China is North Korea's only real ally in the Asia Pacific, and critics say it has failed to fully enforce international sanctions levied against the smaller country -- even though it voted for many of them -- sustaining a government that could otherwise likely collapse.
"China had a particular approach that it wanted to make" in dealing with North Korea, Kerry told reporters at a press briefing Thursday, recalling his first trip to Beijing as secretary. "And we agreed and respected to give them space to be able to implement that."
However, he said Thursday that the approach was no longer welcomed by the United States.
"Today in my conversation with the Chinese I made it very clear: That has not worked and we cannot continue business as usual," he said.
The U.S. is asking China to not only support more robust action at the U.N., but to apply its own unilateral economic pressure, as North Korea's largest benefactor.
U.S. officials said the administration at all levels is stressing to China that it should be very concerned that North Korea did not warn China about the test ahead of time, thus illustrating the danger of the regime's unpredictability.
Kerry's unusually pointed comments toward China came amidst harsh criticism of the Obama administration for not taking a harder line against North Korea, which has now conducted three nuclear tests under its watch. It claimed the last, on Tuesday, was a hydrogen bomb, though the White House has shed doubt on that assertion.
Among the most strident have been Republican presidential candidates, including billionaire businessman Donald Trump, who called for the U.S. to push China to do more to reign in Pyongyang.
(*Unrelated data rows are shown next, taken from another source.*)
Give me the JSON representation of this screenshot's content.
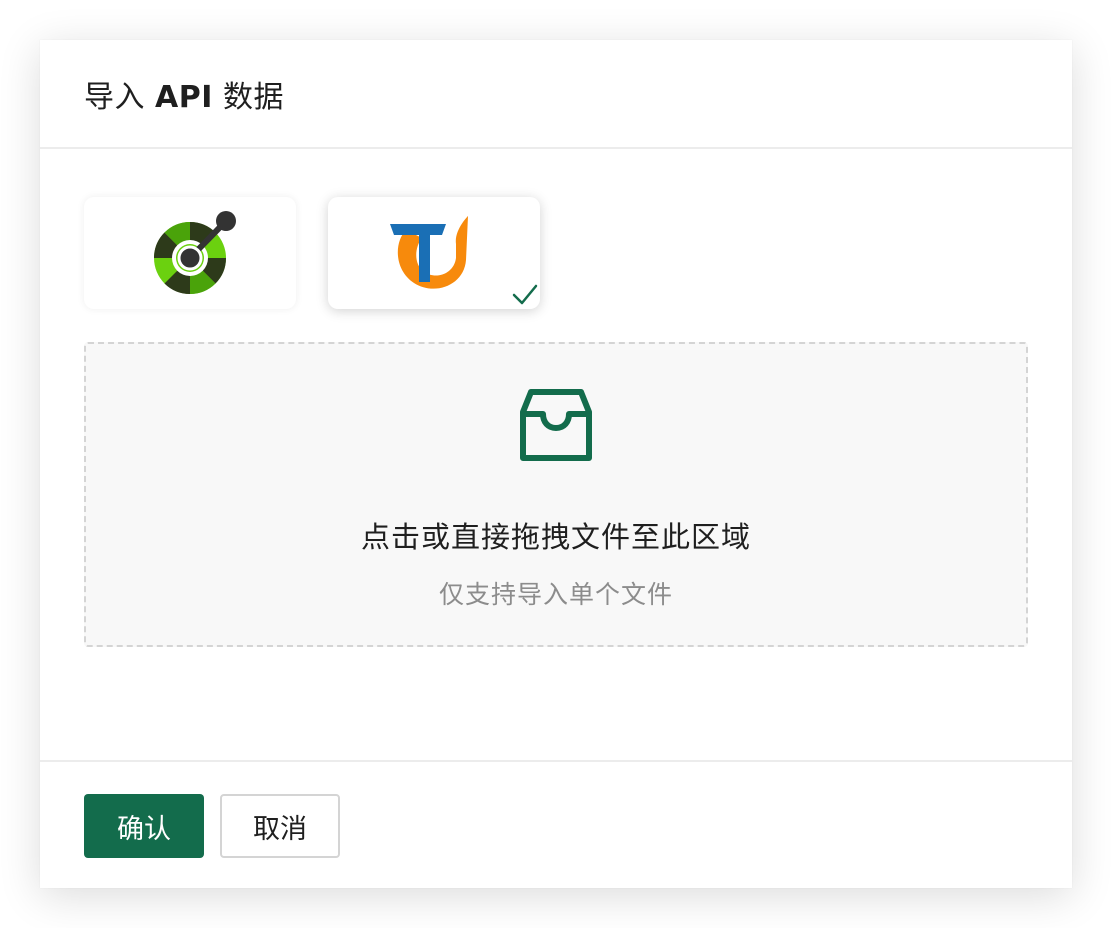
{
  "modal": {
    "title_prefix": "导入",
    "title_api": "API",
    "title_suffix": "数据"
  },
  "sources": [
    {
      "name": "OpenAPI",
      "icon": "openapi-logo-icon",
      "selected": false
    },
    {
      "name": "Torna",
      "icon": "torna-logo-icon",
      "selected": true
    }
  ],
  "dropzone": {
    "icon": "inbox-icon",
    "primary_text": "点击或直接拖拽文件至此区域",
    "hint_text": "仅支持导入单个文件"
  },
  "footer": {
    "confirm_label": "确认",
    "cancel_label": "取消"
  },
  "colors": {
    "primary": "#136c4c",
    "torna_blue": "#1a6fb5",
    "torna_orange": "#f78a0c",
    "openapi_green": "#6bd10f",
    "openapi_dark": "#2d3a1a"
  }
}
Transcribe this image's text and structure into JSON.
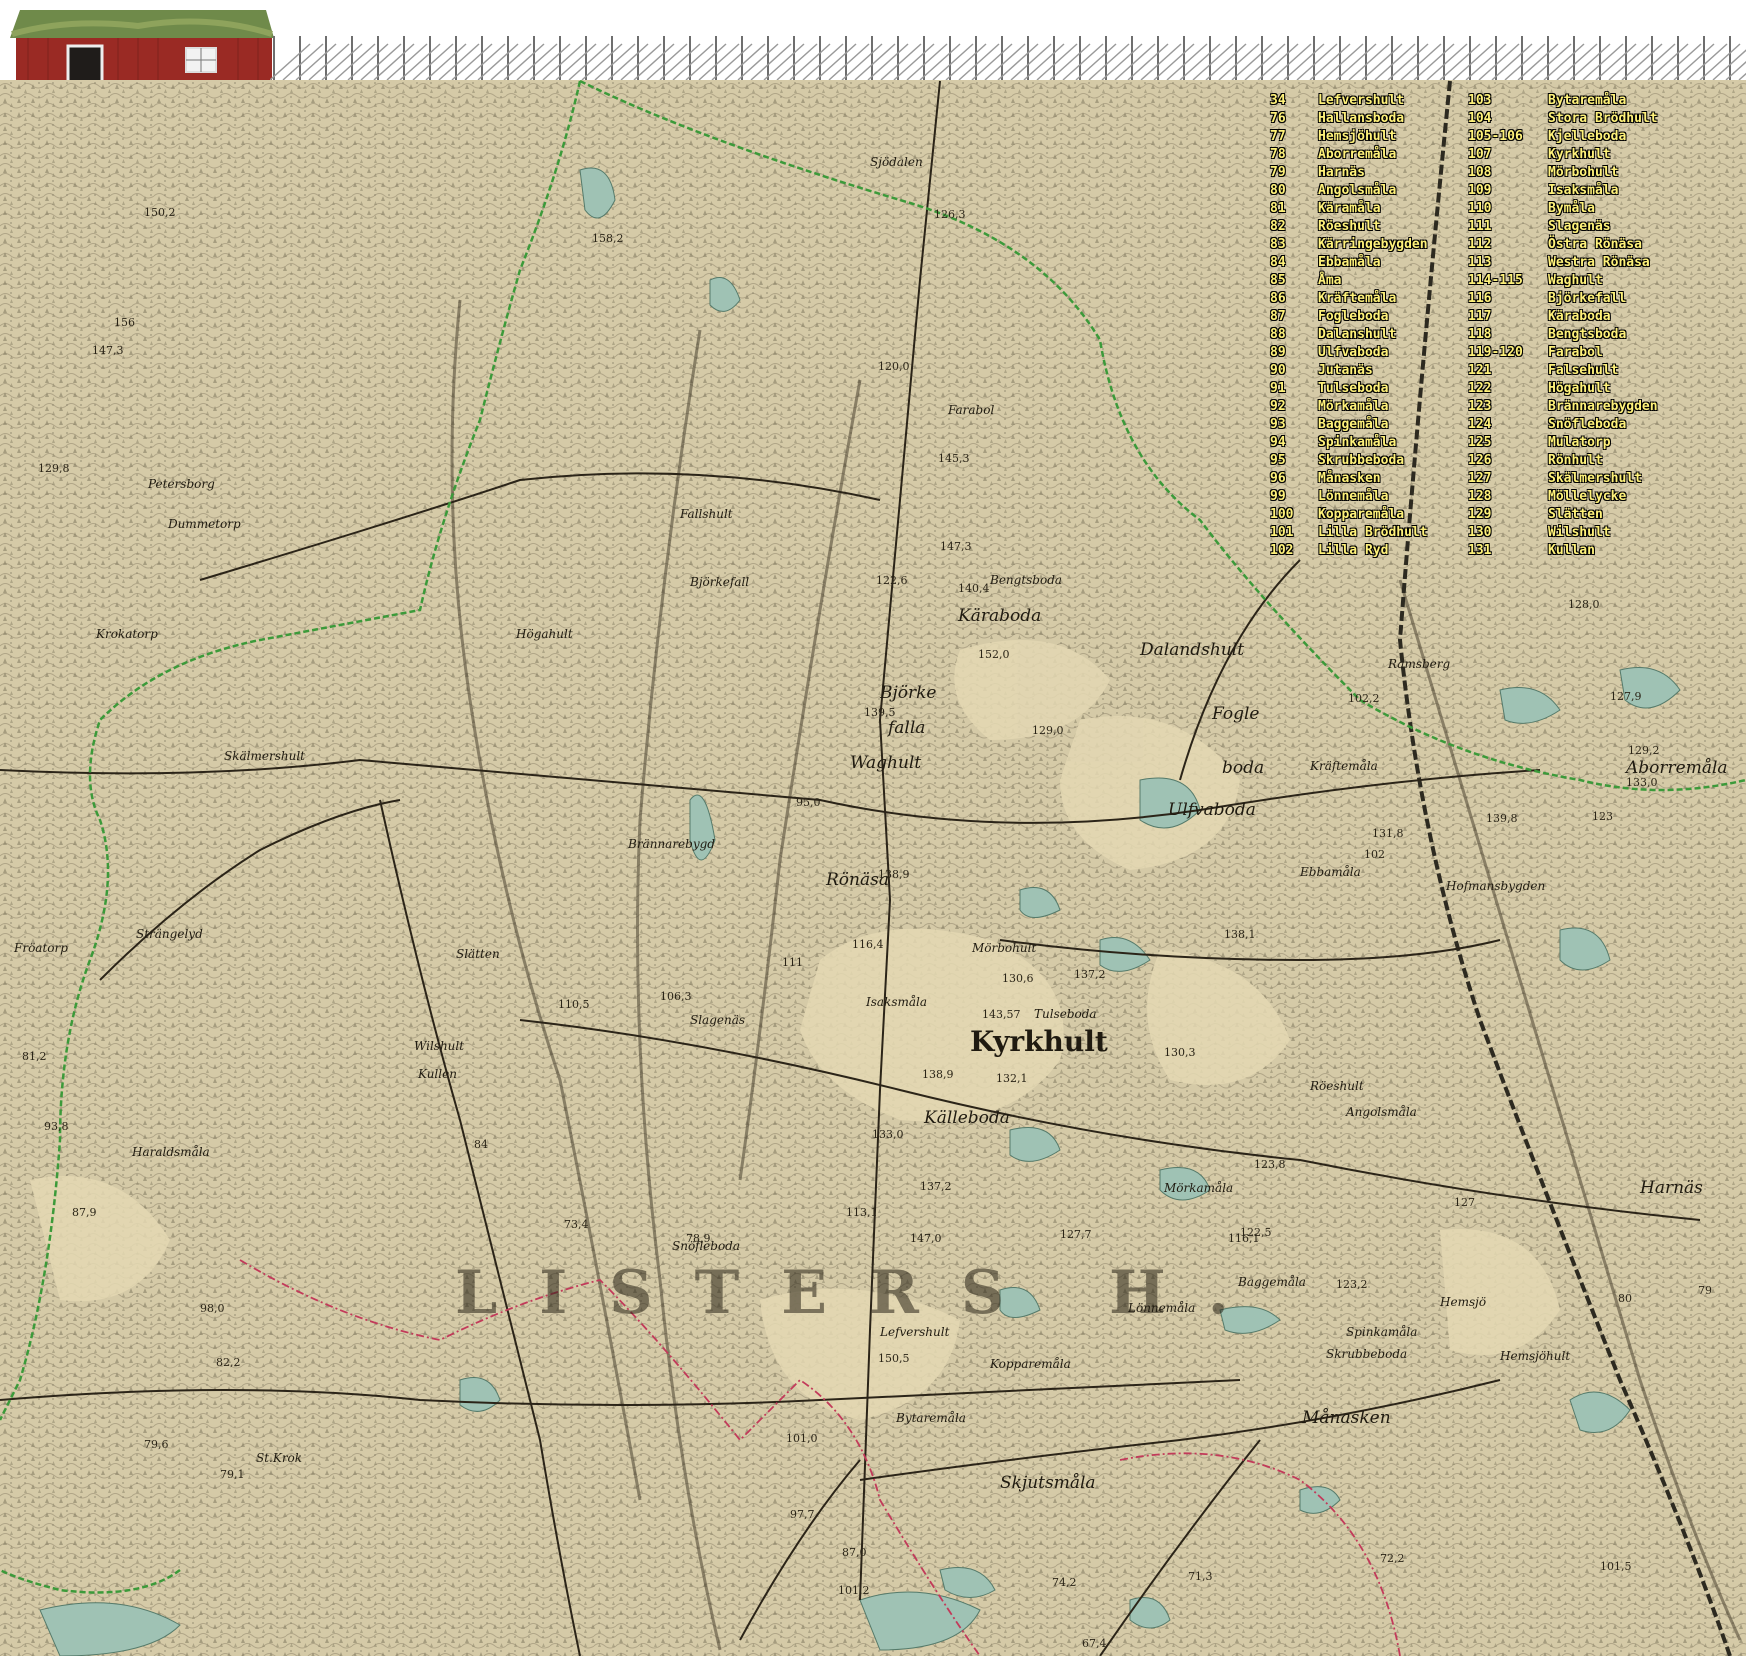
{
  "legend": [
    {
      "num": "34",
      "name": "Lefvershult",
      "num2": "103",
      "name2": "Bytaremåla"
    },
    {
      "num": "76",
      "name": "Hallansboda",
      "num2": "104",
      "name2": "Stora Brödhult"
    },
    {
      "num": "77",
      "name": "Hemsjöhult",
      "num2": "105-106",
      "name2": "Kjelleboda"
    },
    {
      "num": "78",
      "name": "Aborremåla",
      "num2": "107",
      "name2": "Kyrkhult"
    },
    {
      "num": "79",
      "name": "Harnäs",
      "num2": "108",
      "name2": "Mörbohult"
    },
    {
      "num": "80",
      "name": "Angolsmåla",
      "num2": "109",
      "name2": "Isaksmåla"
    },
    {
      "num": "81",
      "name": "Käramåla",
      "num2": "110",
      "name2": "Bymåla"
    },
    {
      "num": "82",
      "name": "Röeshult",
      "num2": "111",
      "name2": "Slagenäs"
    },
    {
      "num": "83",
      "name": "Kärringebygden",
      "num2": "112",
      "name2": "Östra Rönäsa"
    },
    {
      "num": "84",
      "name": "Ebbamåla",
      "num2": "113",
      "name2": "Westra Rönäsa"
    },
    {
      "num": "85",
      "name": "Åma",
      "num2": "114-115",
      "name2": "Waghult"
    },
    {
      "num": "86",
      "name": "Kräftemåla",
      "num2": "116",
      "name2": "Björkefall"
    },
    {
      "num": "87",
      "name": "Fogleboda",
      "num2": "117",
      "name2": "Käraboda"
    },
    {
      "num": "88",
      "name": "Dalanshult",
      "num2": "118",
      "name2": "Bengtsboda"
    },
    {
      "num": "89",
      "name": "Ulfvaboda",
      "num2": "119-120",
      "name2": "Farabol"
    },
    {
      "num": "90",
      "name": "Jutanäs",
      "num2": "121",
      "name2": "Falsehult"
    },
    {
      "num": "91",
      "name": "Tulseboda",
      "num2": "122",
      "name2": "Högahult"
    },
    {
      "num": "92",
      "name": "Mörkamåla",
      "num2": "123",
      "name2": "Brännarebygden"
    },
    {
      "num": "93",
      "name": "Baggemåla",
      "num2": "124",
      "name2": "Snöfleboda"
    },
    {
      "num": "94",
      "name": "Spinkamåla",
      "num2": "125",
      "name2": "Mulatorp"
    },
    {
      "num": "95",
      "name": "Skrubbeboda",
      "num2": "126",
      "name2": "Rönhult"
    },
    {
      "num": "96",
      "name": "Månasken",
      "num2": "127",
      "name2": "Skälmershult"
    },
    {
      "num": "99",
      "name": "Lönnemåla",
      "num2": "128",
      "name2": "Möllelycke"
    },
    {
      "num": "100",
      "name": "Kopparemåla",
      "num2": "129",
      "name2": "Slätten"
    },
    {
      "num": "101",
      "name": "Lilla Brödhult",
      "num2": "130",
      "name2": "Wilshult"
    },
    {
      "num": "102",
      "name": "Lilla Ryd",
      "num2": "131",
      "name2": "Kullan"
    }
  ],
  "district_label": "LISTERS H.",
  "places": {
    "kyrkhult": "Kyrkhult",
    "karaboda": "Käraboda",
    "dalandshult": "Dalandshult",
    "bjorke": "Björke",
    "falla": "falla",
    "waghult": "Waghult",
    "fogle": "Fogle",
    "boda": "boda",
    "ulfvaboda": "Ulfvaboda",
    "ronasa": "Rönäsa",
    "kalleboda": "Källeboda",
    "farabol": "Farabol",
    "ramsberg": "Ramsberg",
    "hofmansbygd": "Hofmansbygden",
    "harnas": "Harnäs",
    "manasken": "Månasken",
    "skjutsmala": "Skjutsmåla",
    "wilshult": "Wilshult",
    "kullen": "Kullen",
    "slatten": "Slätten",
    "strangelyd": "Strängelyd",
    "froatorp": "Fröatorp",
    "skalmershult": "Skälmershult",
    "brannarebygd": "Brännarebygd",
    "hogahult": "Högahult",
    "hemsjo": "Hemsjö",
    "lefvershult": "Lefvershult",
    "kopparemala": "Kopparemåla",
    "baggemala": "Baggemåla",
    "morkamala": "Mörkamåla",
    "spinkamala": "Spinkamåla",
    "skrubbeboda": "Skrubbeboda",
    "isaksmala": "Isaksmåla",
    "morbohult": "Mörbohult",
    "tulseboda": "Tulseboda",
    "snofleboda": "Snöfleboda",
    "angolsmala": "Angolsmåla",
    "roeshult": "Röeshult",
    "ebbamala": "Ebbamåla",
    "krottemala": "Kräftemåla",
    "aborremala": "Aborremåla",
    "dummetorp": "Dummetorp",
    "petersborg": "Petersborg",
    "krokatorp": "Krokatorp",
    "bengtsboda": "Bengtsboda",
    "fallshult": "Fallshult",
    "bjorkefall": "Björkefall",
    "bytaremala": "Bytaremåla",
    "lonnemala": "Lönnemåla",
    "haraldsmala": "Haraldsmåla",
    "hemsjohult": "Hemsjöhult",
    "sjodalen": "Sjödalen",
    "slagenas": "Slagenäs",
    "stkrok": "St.Krok"
  },
  "elevations": [
    "126,3",
    "120,0",
    "145,3",
    "147,3",
    "122,6",
    "140,4",
    "152,0",
    "139,5",
    "129,0",
    "95,0",
    "138,9",
    "116,4",
    "130,6",
    "137,2",
    "110,5",
    "106,3",
    "111",
    "143,57",
    "138,9",
    "132,1",
    "130,3",
    "133,0",
    "123,8",
    "137,2",
    "138,1",
    "131,8",
    "139,8",
    "102",
    "129,2",
    "123",
    "133,0",
    "127,7",
    "113,1",
    "147,0",
    "122,5",
    "116,1",
    "127",
    "123,2",
    "150,5",
    "101,0",
    "97,7",
    "87,0",
    "101,2",
    "74,2",
    "71,3",
    "67,4",
    "72,2",
    "101,5",
    "98,0",
    "82,2",
    "79,1",
    "87,9",
    "93,8",
    "81,2",
    "129,8",
    "150,2",
    "156",
    "158,2",
    "147,3",
    "102,2",
    "128,0",
    "127,9",
    "79",
    "80",
    "84",
    "73,4",
    "78,9",
    "79,6"
  ],
  "colors": {
    "paper": "#d9cfae",
    "forest": "#b9ae8a",
    "lake": "#9fc2b4",
    "road": "#2b2418",
    "parish_border": "#3c9a3a",
    "district_border": "#c23a5a",
    "legend_text": "#fff27a",
    "cabin_red": "#9a2a24",
    "roof_green": "#6f8a4a"
  }
}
Donald Trump, the front-runner for the GOP nomination, told CNN's Wolf Blitzer on Wednesday that "China should solve that problem, and we should put pressure on China to solve the problem."
Florida Sen. Marco Rubio, another presidential candidate, said in a statement that the nuclear test, if confirmed, "will be just the latest example of the failed Obama-Clinton foreign policy," referring to Kerry's predecessor and the current Democratic front-runner, Hillary Clinton.
And former Florida Gov. Jeb Bush told reporters on the campaign trail that the nuclear test was "an example of a withdrawn America in the world."
Chinese officials are also shifting the blame to Obama, condemning North Korea's nuclear provocations and telling CNN they believe the U.S. could be exerting more influence on North Korean leader Kim Jong Un if it wanted to, since Kim has long sought direct communication with Washington.
Kerry, for his part, took issue with those contentions, emphatically maintaining that, "North Korea has never been left unattended to. Not for one day."